Lord of the Rings
It's highly likely to be built by a nation-state, given its level of sophistication, and its targets have included organisations Russia, Iran, and Rwanda.
And it's called Sauron.
Security firm Kasperspy has put out a new report detailing the malware, which it first detected in September 2015, and has been in use since 2011.
The company is calling it "ProjectSauron," based on a string of code that uses the name "Sauron" - better known as the malevolent entity responsible for forging the Ring of Doom in his efforts to conquer Middle-Earth in J.R.R. Tolkien's "The Lord of the Rings."
Kaspersky
"Top-of-the-top module cyber-espionage platform in terms of technical sophistication"
Here's how Kaspersky describes the malware:
"The threat actor behind ProjectSauron commands a top-of-the-top modular cyber-espionage platform in terms of technical sophistication, designed to enable long-term campaigns through stealthy survival mechanisms coupled with multiple exfiltration methods. Technical details show how attackers learned from other extremely advanced actors in order to avoid repeating their mistakes. As such, all artifacts are customized per given target, reducing their value as indicators of compromise for any other victim."
In English: ProjectSauron is extremely advanced, drawing lessons from other government-created malware and even the traces it leaves behind change from target to target to prevent people from noticing patterns and defending against it.
The malware, Kaspersky says, is focused on intelligence-gathering: It is "dedicated to just a few countries, focused on collecting high value intelligence by compromising almost all key entities it could possibly reach within the target area."
More than 30 organisations were compromised, in Russia, Iran, and Rwanda - but "many more organizations and geographies are likely to be affected." Organisations targeted included, governments, scientific research centers, militaries, telecommunications providers, and finance institutions.

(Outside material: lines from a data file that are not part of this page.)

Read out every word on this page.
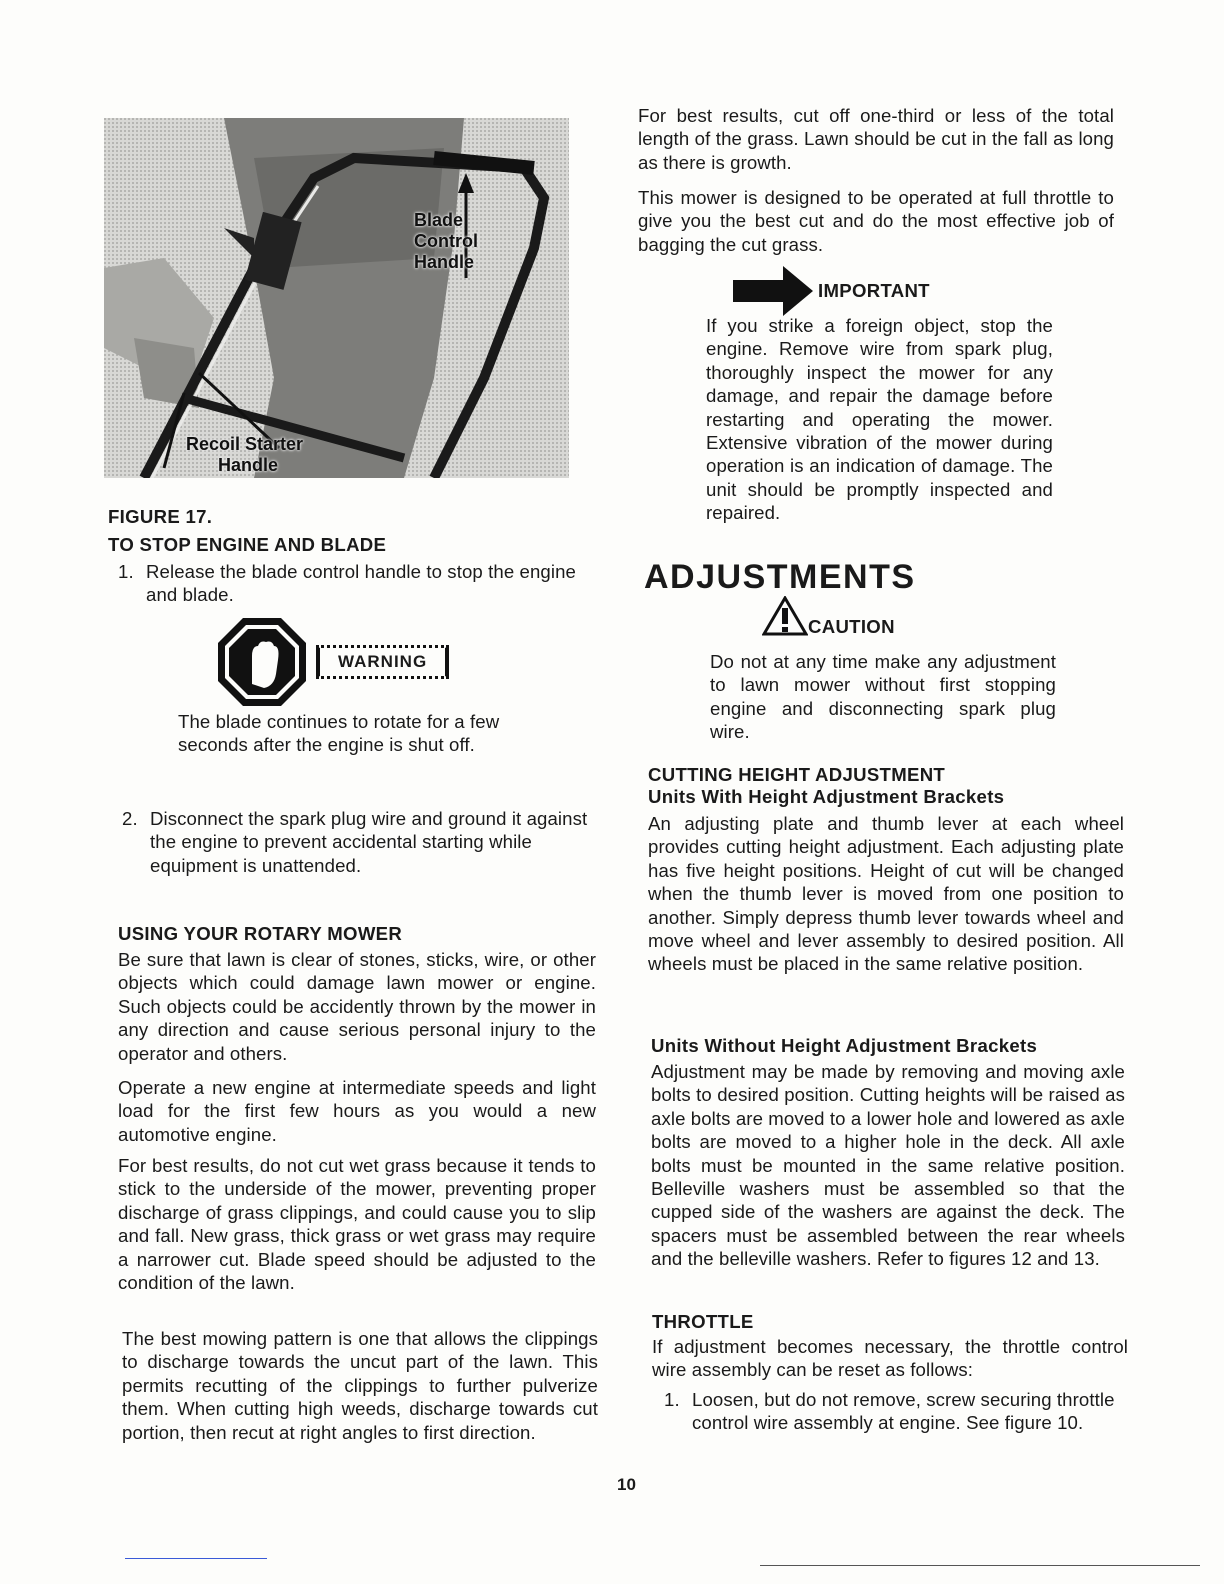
Blade
Control
Handle
Recoil Starter
Handle

FIGURE 17.

TO STOP ENGINE AND BLADE

1. Release the blade control handle to stop the engine and blade.

WARNING

The blade continues to rotate for a few seconds after the engine is shut off.

2. Disconnect the spark plug wire and ground it against the engine to prevent accidental starting while equipment is unattended.

USING YOUR ROTARY MOWER

Be sure that lawn is clear of stones, sticks, wire, or other objects which could damage lawn mower or engine. Such objects could be accidently thrown by the mower in any direction and cause serious personal injury to the operator and others.

Operate a new engine at intermediate speeds and light load for the first few hours as you would a new automotive engine.

For best results, do not cut wet grass because it tends to stick to the underside of the mower, preventing proper discharge of grass clippings, and could cause you to slip and fall. New grass, thick grass or wet grass may require a narrower cut. Blade speed should be adjusted to the condition of the lawn.

The best mowing pattern is one that allows the clippings to discharge towards the uncut part of the lawn. This permits recutting of the clippings to further pulverize them. When cutting high weeds, discharge towards cut portion, then recut at right angles to first direction.

For best results, cut off one-third or less of the total length of the grass. Lawn should be cut in the fall as long as there is growth.

This mower is designed to be operated at full throttle to give you the best cut and do the most effective job of bagging the cut grass.

IMPORTANT

If you strike a foreign object, stop the engine. Remove wire from spark plug, thoroughly inspect the mower for any damage, and repair the damage before restarting and operating the mower. Extensive vibration of the mower during operation is an indication of damage. The unit should be promptly inspected and repaired.

ADJUSTMENTS

CAUTION

Do not at any time make any adjustment to lawn mower without first stopping engine and disconnecting spark plug wire.

CUTTING HEIGHT ADJUSTMENT

Units With Height Adjustment Brackets

An adjusting plate and thumb lever at each wheel provides cutting height adjustment. Each adjusting plate has five height positions. Height of cut will be changed when the thumb lever is moved from one position to another. Simply depress thumb lever towards wheel and move wheel and lever assembly to desired position. All wheels must be placed in the same relative position.

Units Without Height Adjustment Brackets

Adjustment may be made by removing and moving axle bolts to desired position. Cutting heights will be raised as axle bolts are moved to a lower hole and lowered as axle bolts are moved to a higher hole in the deck. All axle bolts must be mounted in the same relative position. Belleville washers must be assembled so that the cupped side of the washers are against the deck. The spacers must be assembled between the rear wheels and the belleville washers. Refer to figures 12 and 13.

THROTTLE

If adjustment becomes necessary, the throttle control wire assembly can be reset as follows:

1. Loosen, but do not remove, screw securing throttle control wire assembly at engine. See figure 10.

10
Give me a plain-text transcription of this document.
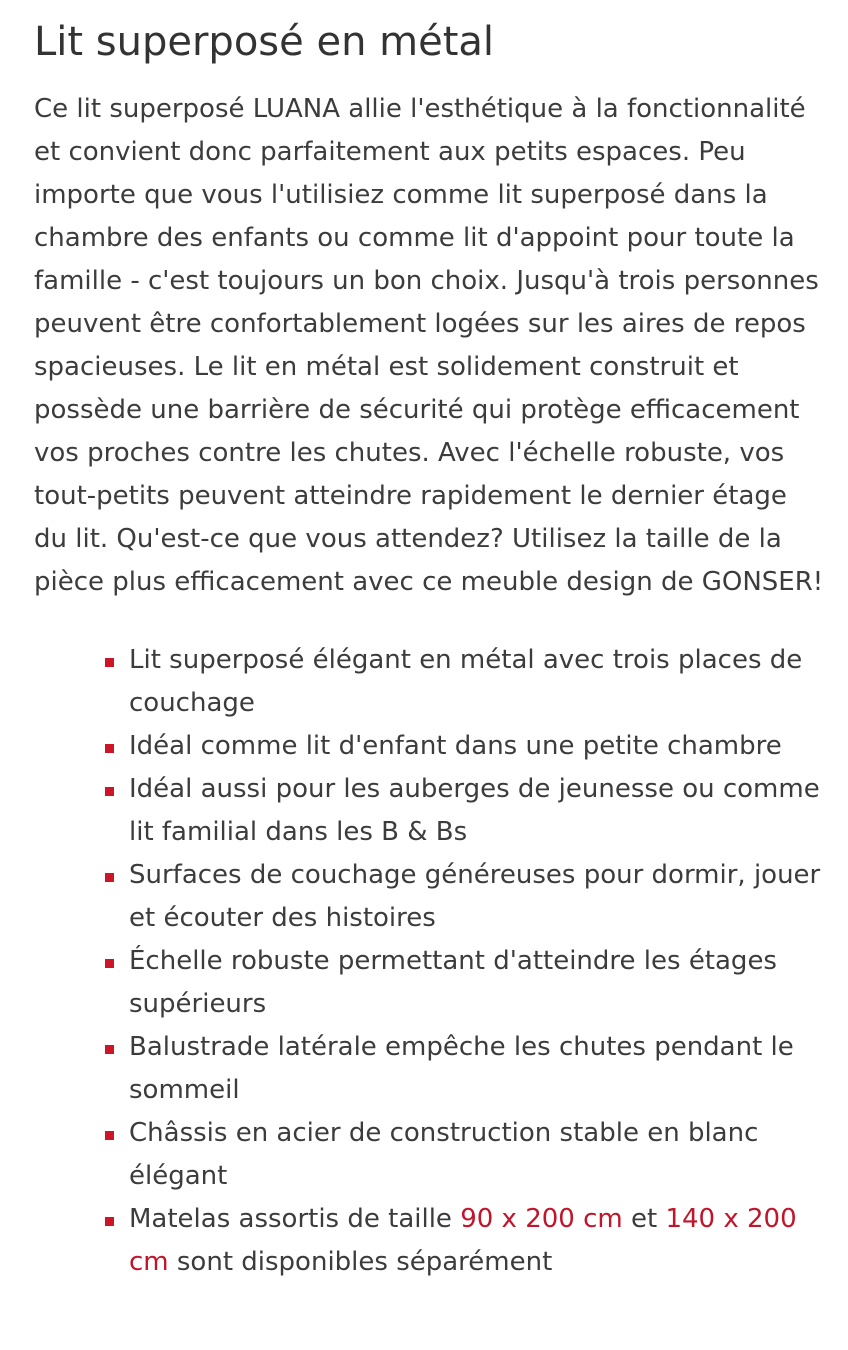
Lit superposé en métal

Ce lit superposé LUANA allie l'esthétique à la fonctionnalité et convient donc parfaitement aux petits espaces. Peu importe que vous l'utilisiez comme lit superposé dans la chambre des enfants ou comme lit d'appoint pour toute la famille - c'est toujours un bon choix. Jusqu'à trois personnes peuvent être confortablement logées sur les aires de repos spacieuses. Le lit en métal est solidement construit et possède une barrière de sécurité qui protège efficacement vos proches contre les chutes. Avec l'échelle robuste, vos tout-petits peuvent atteindre rapidement le dernier étage du lit. Qu'est-ce que vous attendez? Utilisez la taille de la pièce plus efficacement avec ce meuble design de GONSER!

Lit superposé élégant en métal avec trois places de couchage
Idéal comme lit d'enfant dans une petite chambre
Idéal aussi pour les auberges de jeunesse ou comme lit familial dans les B & Bs
Surfaces de couchage généreuses pour dormir, jouer et écouter des histoires
Échelle robuste permettant d'atteindre les étages supérieurs
Balustrade latérale empêche les chutes pendant le sommeil
Châssis en acier de construction stable en blanc élégant
Matelas assortis de taille 90 x 200 cm et 140 x 200 cm sont disponibles séparément
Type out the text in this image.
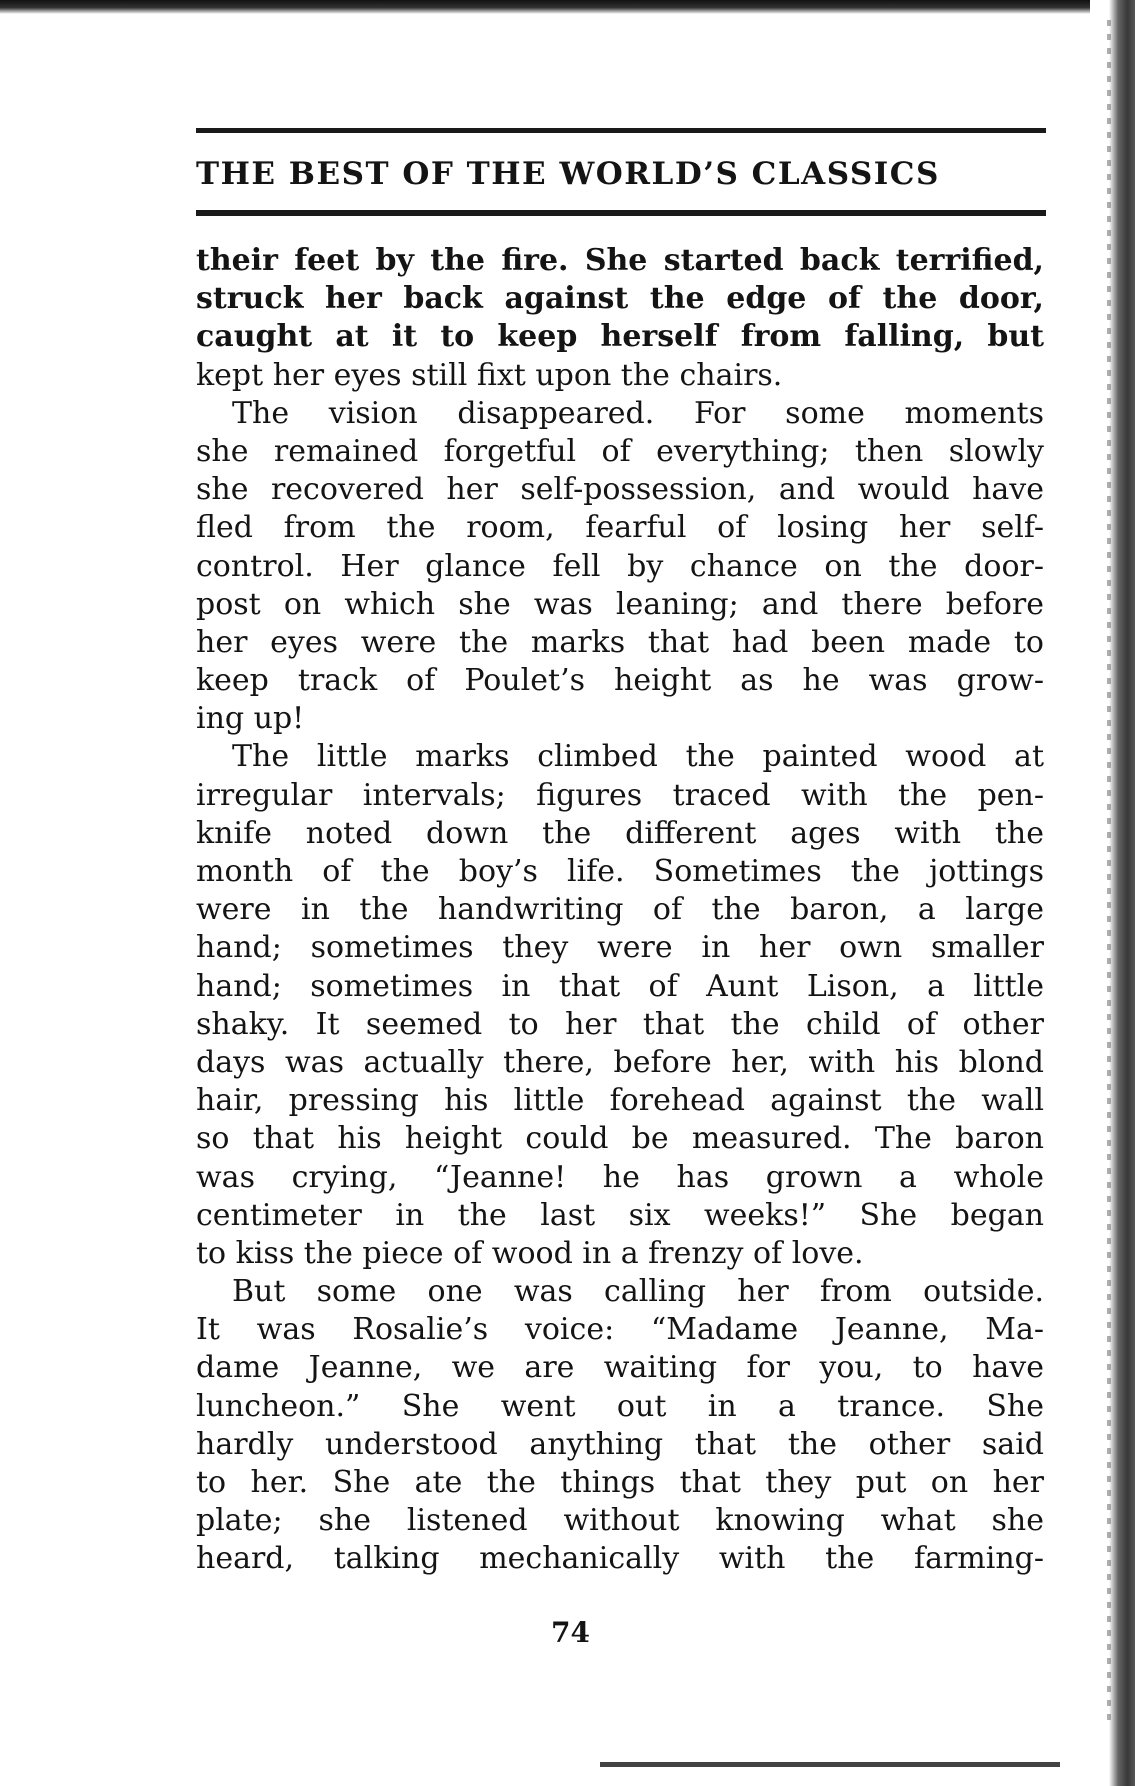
THE BEST OF THE WORLD’S CLASSICS
their feet by the fire. She started back terrified,
struck her back against the edge of the door,
caught at it to keep herself from falling, but
kept her eyes still fixt upon the chairs.
The vision disappeared. For some moments
she remained forgetful of everything; then slowly
she recovered her self-possession, and would have
fled from the room, fearful of losing her self-
control. Her glance fell by chance on the door-
post on which she was leaning; and there before
her eyes were the marks that had been made to
keep track of Poulet’s height as he was grow-
ing up!
The little marks climbed the painted wood at
irregular intervals; figures traced with the pen-
knife noted down the different ages with the
month of the boy’s life. Sometimes the jottings
were in the handwriting of the baron, a large
hand; sometimes they were in her own smaller
hand; sometimes in that of Aunt Lison, a little
shaky. It seemed to her that the child of other
days was actually there, before her, with his blond
hair, pressing his little forehead against the wall
so that his height could be measured. The baron
was crying, “Jeanne! he has grown a whole
centimeter in the last six weeks!” She began
to kiss the piece of wood in a frenzy of love.
But some one was calling her from outside.
It was Rosalie’s voice: “Madame Jeanne, Ma-
dame Jeanne, we are waiting for you, to have
luncheon.” She went out in a trance. She
hardly understood anything that the other said
to her. She ate the things that they put on her
plate; she listened without knowing what she
heard, talking mechanically with the farming-
74
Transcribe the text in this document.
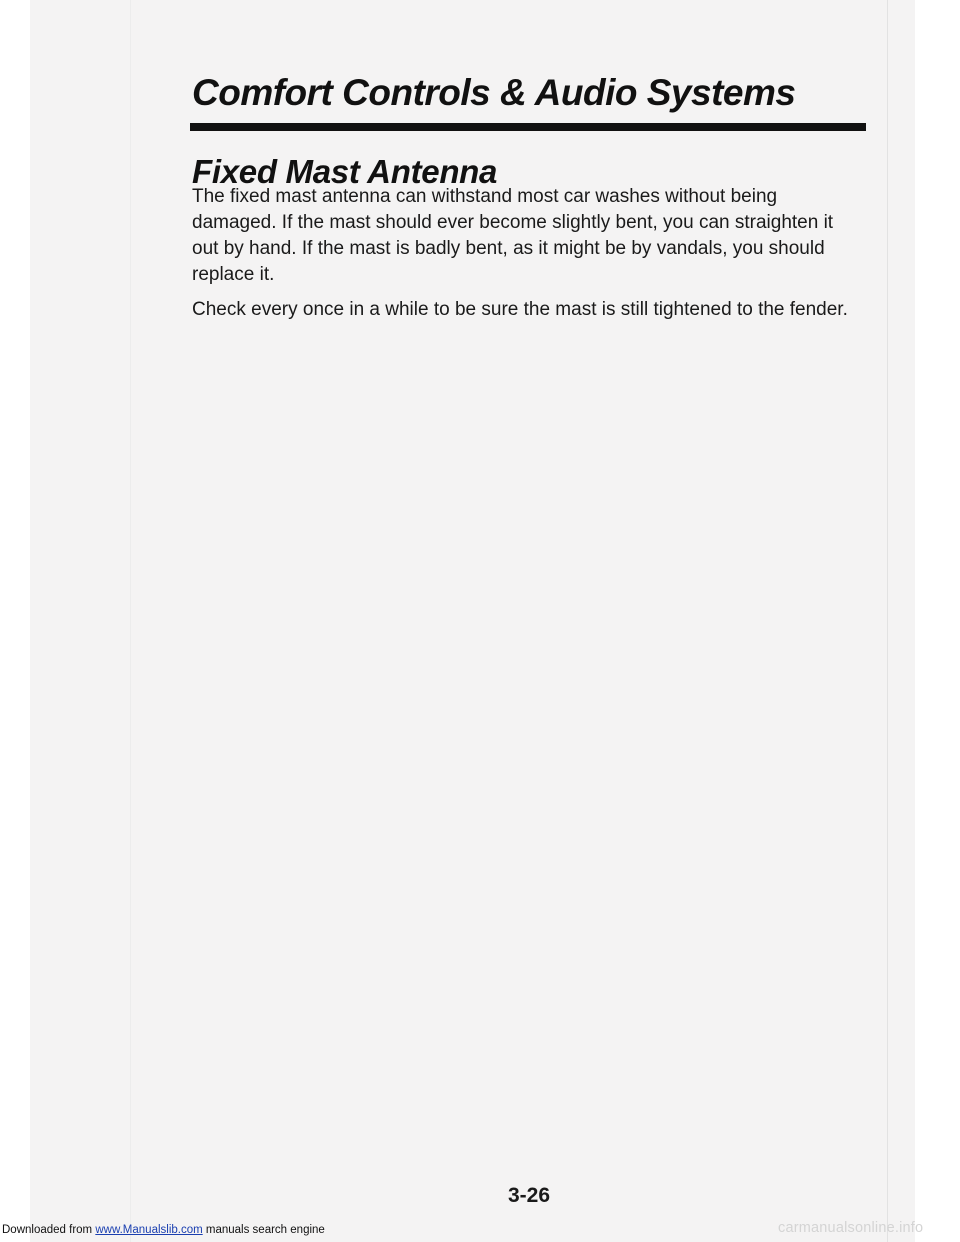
Comfort Controls & Audio Systems
Fixed Mast Antenna

The fixed mast antenna can withstand most car washes without being damaged. If the mast should ever become slightly bent, you can straighten it out by hand. If the mast is badly bent, as it might be by vandals, you should replace it.

Check every once in a while to be sure the mast is still tightened to the fender.

3-26
Downloaded from www.Manualslib.com manuals search engine	carmanualsonline.info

One of ProjectSauron's objectives is to gather info on its targets' encryption software - used to encode highly confidential and classified data. "ProjectSauron has high interest in communication encryption software widely used by targeted governmental organisations. It steals encryption keys, configuration files, and IP addresses of the key infrastructure servers related to the software."
So who's behind it?
Kaspersky cautions against trying to attribute blame in an attack like this:
"Even with confidence in various indicators and apparent attacker mistakes, there is a greater likelihood that these can all be smoke and mirrors created by an attacker with a greater vantage point and vast resources. When dealing with the most advanced threat actors, as is the case with ProjectSauron, attribution becomes an unsolvable problem."
But it does point out that all human-written text is in English, and it appears to have been coded with a Latin character set.
The attack is, the researchers write, similar in sophistication to previous top-of-the-line attacks, like Flame and Regin, which are believed to be developed by government intelligence agencies. "Whether related or unrelated to these advanced actors, the ProjectSauron attackers have definitely learned from these others."